Çayın sıcaklığı, kısa bir anlığına da olsa iyi geliyor. Günlerdir yalan
söylemesini, beni haklı çıkarmasını istiyorum kaybedeceklerimi
umursamadan. Cevabı hiç önemli değilmiş gibi sorulan "Bugün neler
yaptın?" sorusu, aslında arkasında büyük dolapların döndüğü, ince
hesapların yattığı tanıdık bir tuzak. Çünkü o, karıştırdıkça içinden
kötülük fışkıran Pandora kutusu. En kısa duraksamanın bile gözden
kaçırılmadığı, ‹eskilerden arkadaş isimleri'nin gerektiğinde yeniden
kullanılmak üzere aklın bir köşesine itinayla yazıldığı, öncesinde
sorulmuş "Bugün neler yapacaksın?" sorusunun cevap kayıtlarıyla
karşılaştırıldığı bir tutarsızlık bulma savaşı, hastalıklı bir durum.
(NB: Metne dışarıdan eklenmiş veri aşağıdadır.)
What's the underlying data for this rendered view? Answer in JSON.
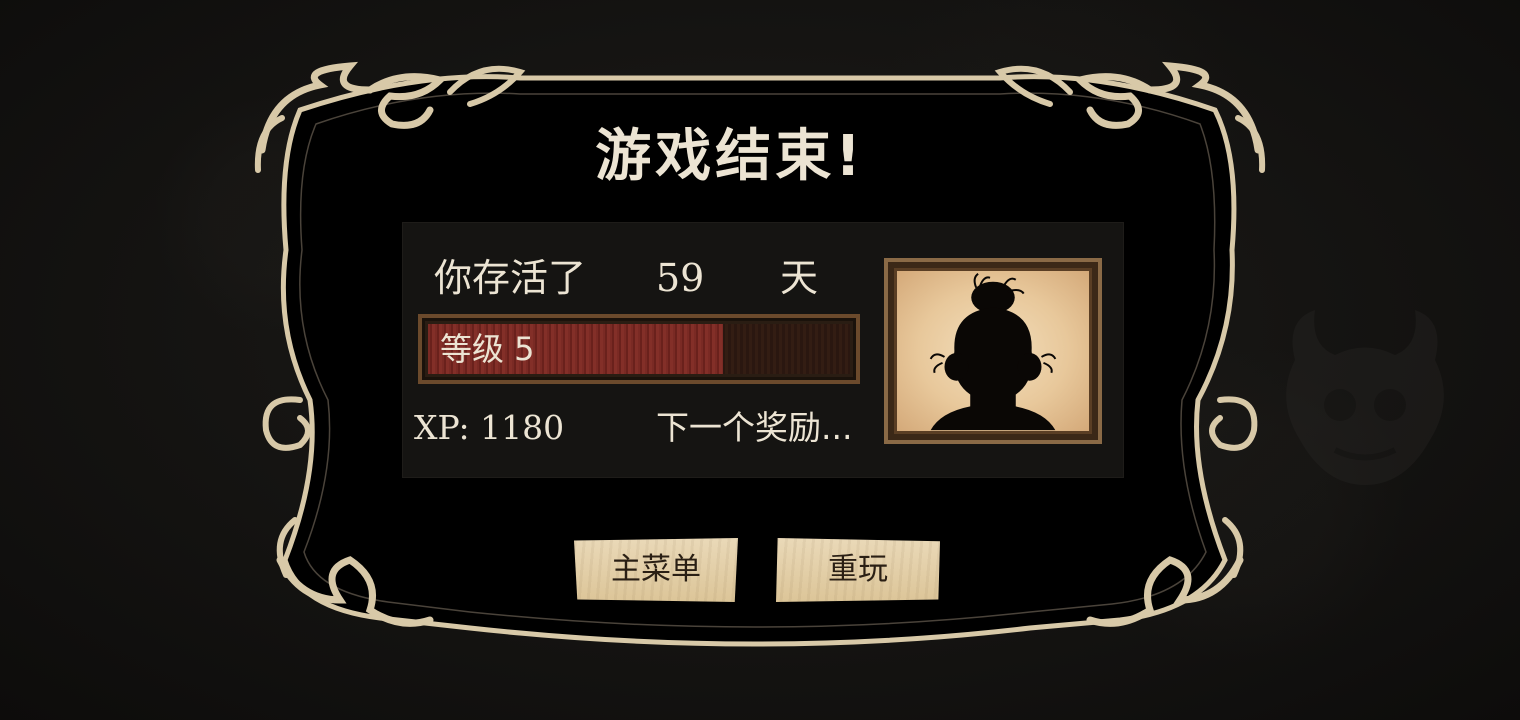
{
  "dialog": {
    "title": "游戏结束!",
    "survived_label": "你存活了",
    "days_survived": "59",
    "days_unit": "天",
    "level": {
      "label": "等级 5",
      "progress_fraction": 0.7
    },
    "xp_text": "XP: 1180",
    "next_reward_text": "下一个奖励...",
    "portrait": {
      "icon": "character-silhouette-icon"
    }
  },
  "buttons": {
    "main_menu_label": "主菜单",
    "retry_label": "重玩"
  },
  "colors": {
    "frame": "#d8c9a8",
    "panel_bg": "#000000",
    "text": "#ece4d3",
    "level_fill": "#7a2a24",
    "button_bg": "#e3d0aa"
  }
}
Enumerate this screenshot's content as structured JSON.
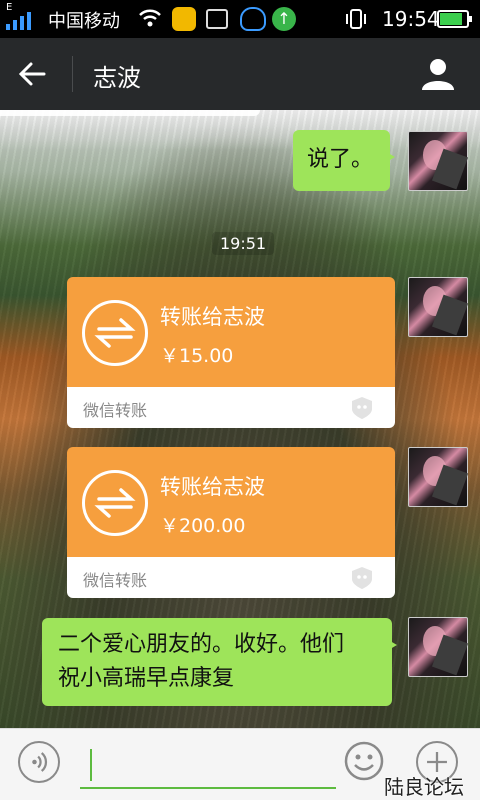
{
  "status_bar": {
    "network_type": "E",
    "carrier": "中国移动",
    "time": "19:54",
    "battery_level": 0.85,
    "notification_icons": [
      "app-icon",
      "image-icon",
      "qq-icon",
      "upload-arrow-icon"
    ],
    "battery_color": "#3ccf4e"
  },
  "header": {
    "title": "志波",
    "background": "#27292b"
  },
  "messages": [
    {
      "type": "text",
      "side": "right",
      "text": "说了。"
    },
    {
      "type": "time",
      "text": "19:51"
    },
    {
      "type": "transfer",
      "side": "right",
      "title": "转账给志波",
      "amount": "￥15.00",
      "label": "微信转账"
    },
    {
      "type": "transfer",
      "side": "right",
      "title": "转账给志波",
      "amount": "￥200.00",
      "label": "微信转账"
    },
    {
      "type": "text",
      "side": "right",
      "lines": [
        "二个爱心朋友的。收好。他们",
        "祝小高瑞早点康复"
      ]
    }
  ],
  "colors": {
    "sent_bubble": "#9ee45a",
    "transfer_orange": "#f69f3e",
    "input_underline": "#5dbb3f"
  },
  "input_bar": {
    "value": "",
    "watermark": "陆良论坛"
  }
}
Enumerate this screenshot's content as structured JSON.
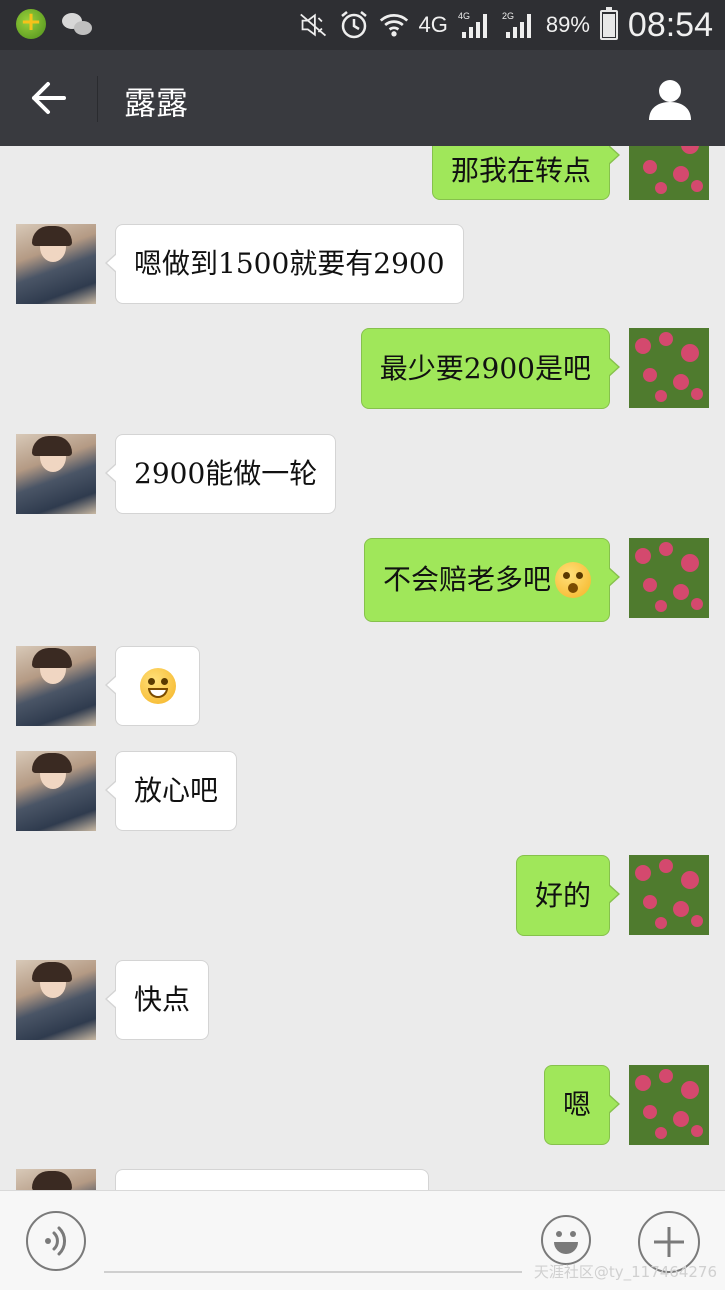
{
  "status_bar": {
    "battery": "89%",
    "time": "08:54",
    "network_1": "4G",
    "network_2_small": "4G",
    "network_3_small": "2G"
  },
  "header": {
    "title": "露露"
  },
  "messages": [
    {
      "side": "right",
      "text": "那我在转点"
    },
    {
      "side": "left",
      "text": "嗯做到1500就要有2900"
    },
    {
      "side": "right",
      "text": "最少要2900是吧"
    },
    {
      "side": "left",
      "text": "2900能做一轮"
    },
    {
      "side": "right",
      "text": "不会赔老多吧",
      "emoji": "shocked-face"
    },
    {
      "side": "left",
      "text": "",
      "emoji": "grinning-face"
    },
    {
      "side": "left",
      "text": "放心吧"
    },
    {
      "side": "right",
      "text": "好的"
    },
    {
      "side": "left",
      "text": "快点"
    },
    {
      "side": "right",
      "text": "嗯"
    },
    {
      "side": "left",
      "text": ""
    }
  ],
  "watermark": "天涯社区@ty_117464276"
}
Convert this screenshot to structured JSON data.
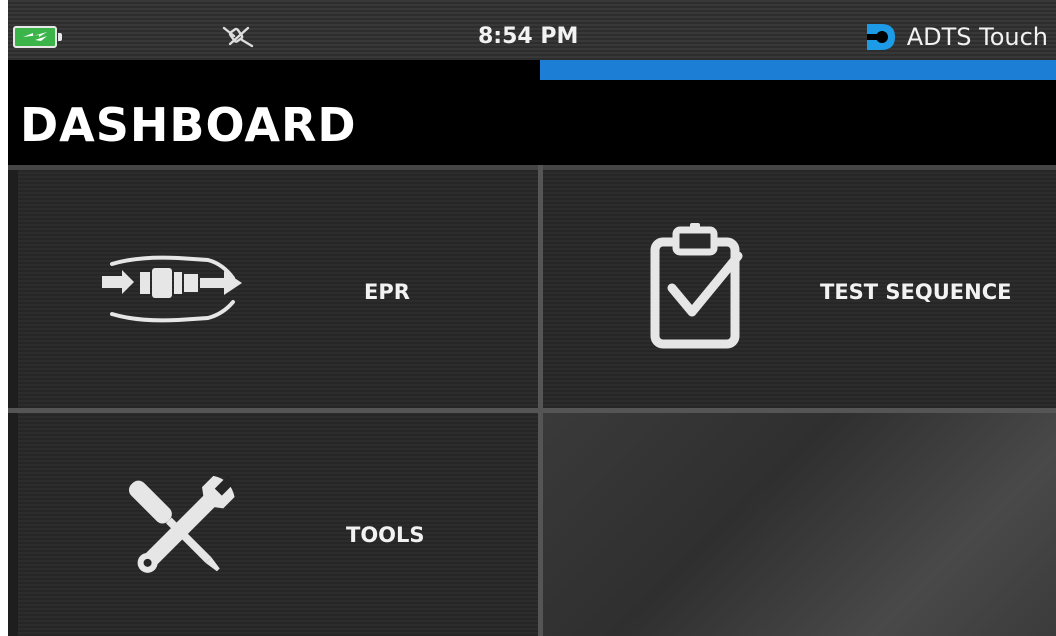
{
  "status_bar": {
    "time": "8:54 PM",
    "brand_name": "ADTS Touch",
    "battery_icon": "battery-charging-icon",
    "connection_icon": "disconnected-plug-icon",
    "accent_color": "#1d7ed6",
    "progress_fraction": 1.0
  },
  "header": {
    "title": "DASHBOARD"
  },
  "tiles": [
    {
      "label": "EPR",
      "icon": "epr-engine-icon"
    },
    {
      "label": "TEST SEQUENCE",
      "icon": "clipboard-check-icon"
    },
    {
      "label": "TOOLS",
      "icon": "wrench-screwdriver-icon"
    }
  ]
}
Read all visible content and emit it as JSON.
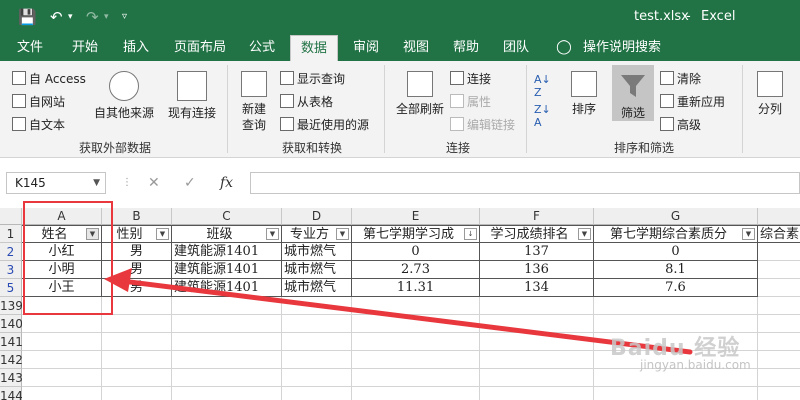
{
  "window": {
    "filename": "test.xlsx",
    "app": "Excel",
    "accent": "#217346"
  },
  "tabs": [
    {
      "label": "文件"
    },
    {
      "label": "开始"
    },
    {
      "label": "插入"
    },
    {
      "label": "页面布局"
    },
    {
      "label": "公式"
    },
    {
      "label": "数据",
      "active": true
    },
    {
      "label": "审阅"
    },
    {
      "label": "视图"
    },
    {
      "label": "帮助"
    },
    {
      "label": "团队"
    },
    {
      "label": "操作说明搜索"
    }
  ],
  "ribbon": {
    "external": {
      "access": "自 Access",
      "web": "自网站",
      "text": "自文本",
      "other": "自其他来源",
      "existing": "现有连接",
      "group": "获取外部数据"
    },
    "transform": {
      "new_query": "新建",
      "new_query2": "查询",
      "show_queries": "显示查询",
      "from_table": "从表格",
      "recent": "最近使用的源",
      "group": "获取和转换"
    },
    "connections": {
      "refresh": "全部刷新",
      "connections": "连接",
      "properties": "属性",
      "edit_links": "编辑链接",
      "group": "连接"
    },
    "sort": {
      "sort": "排序",
      "filter": "筛选",
      "clear": "清除",
      "reapply": "重新应用",
      "advanced": "高级",
      "group": "排序和筛选"
    },
    "tools": {
      "split": "分列"
    }
  },
  "formula_bar": {
    "name_box": "K145",
    "fx": "fx"
  },
  "sheet": {
    "columns": [
      "A",
      "B",
      "C",
      "D",
      "E",
      "F",
      "G"
    ],
    "headers": [
      "姓名",
      "性别",
      "班级",
      "专业方",
      "第七学期学习成",
      "学习成绩排名",
      "第七学期综合素质分",
      "综合素"
    ],
    "rows": [
      {
        "row": "2",
        "cells": [
          "小红",
          "男",
          "建筑能源1401",
          "城市燃气",
          "0",
          "137",
          "0"
        ]
      },
      {
        "row": "3",
        "cells": [
          "小明",
          "男",
          "建筑能源1401",
          "城市燃气",
          "2.73",
          "136",
          "8.1"
        ]
      },
      {
        "row": "5",
        "cells": [
          "小王",
          "男",
          "建筑能源1401",
          "城市燃气",
          "11.31",
          "134",
          "7.6"
        ]
      }
    ],
    "header_row": "1",
    "empty_rows": [
      "139",
      "140",
      "141",
      "142",
      "143",
      "144"
    ]
  },
  "watermark": {
    "main": "Baidu 经验",
    "sub": "jingyan.baidu.com"
  }
}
Suç aletini bulduğum anda, ya bir köprünün üstünden gizlice atacak ya da
hiç olmadı, arka bahçenin toprağına gömeceğim. İşte, aylardır, hayatımı
belki de hiç işlenmemiş bu suçu bulmaya adamışken, bunu yapmaktan
vazgeçişimin tek sebebi, aldatıldım ya da aldatılmadım, artık bıkmış
olmam.
Kahvaltı masasını birlikte topluyoruz. Öğleden sonraki toplantıdan
bahsediyor, önemi yokmuş gibi. Yeni bir proje varmış, bilmem kimin grubu
da katılacakmış bu çalışmaya, bugün de tanışmak ve kaynaşmak için bir
araya geleceklermiş. İlgiyle dinliyorum, eskisi gibi olan tek şey belki
de bu. Farklı olansa, grupta yeni bir ihanete neden olabilecek alımlı
bir kadın olup olmayışını artık merak etmiyor olmam. Nasılsa akşama
yokum ve hatta sonraki akşamlarda da yokum. Bugünün şerefine daha mı
özenli giyinmiş buna bile dikkat etmedim.
Bir hoşça kal öpücüğü gibi gözüken elveda öpücüğünden sonra büyük bir
hafifleme... İlk olarak, daha etkili ve dramatik olsun diye mutfaktaki
bulaşıkları bırakmaya karar veriyorum. Hızla tüm giysilerimi, ayna
önündeki makyaj malzemelerimi, parfümlerimi, terliklerimi, çok sevdiği
ince askılı geceliklerimi alıp ve en son da evin anahtarlarını masanın
üstüne bırakıp, arkama son bir kez daha bile bakmadan kapıyı açıyorum...
Ama, hayır çıkamıyorum, yatağa uzanıp bir kez daha ağlıyorum.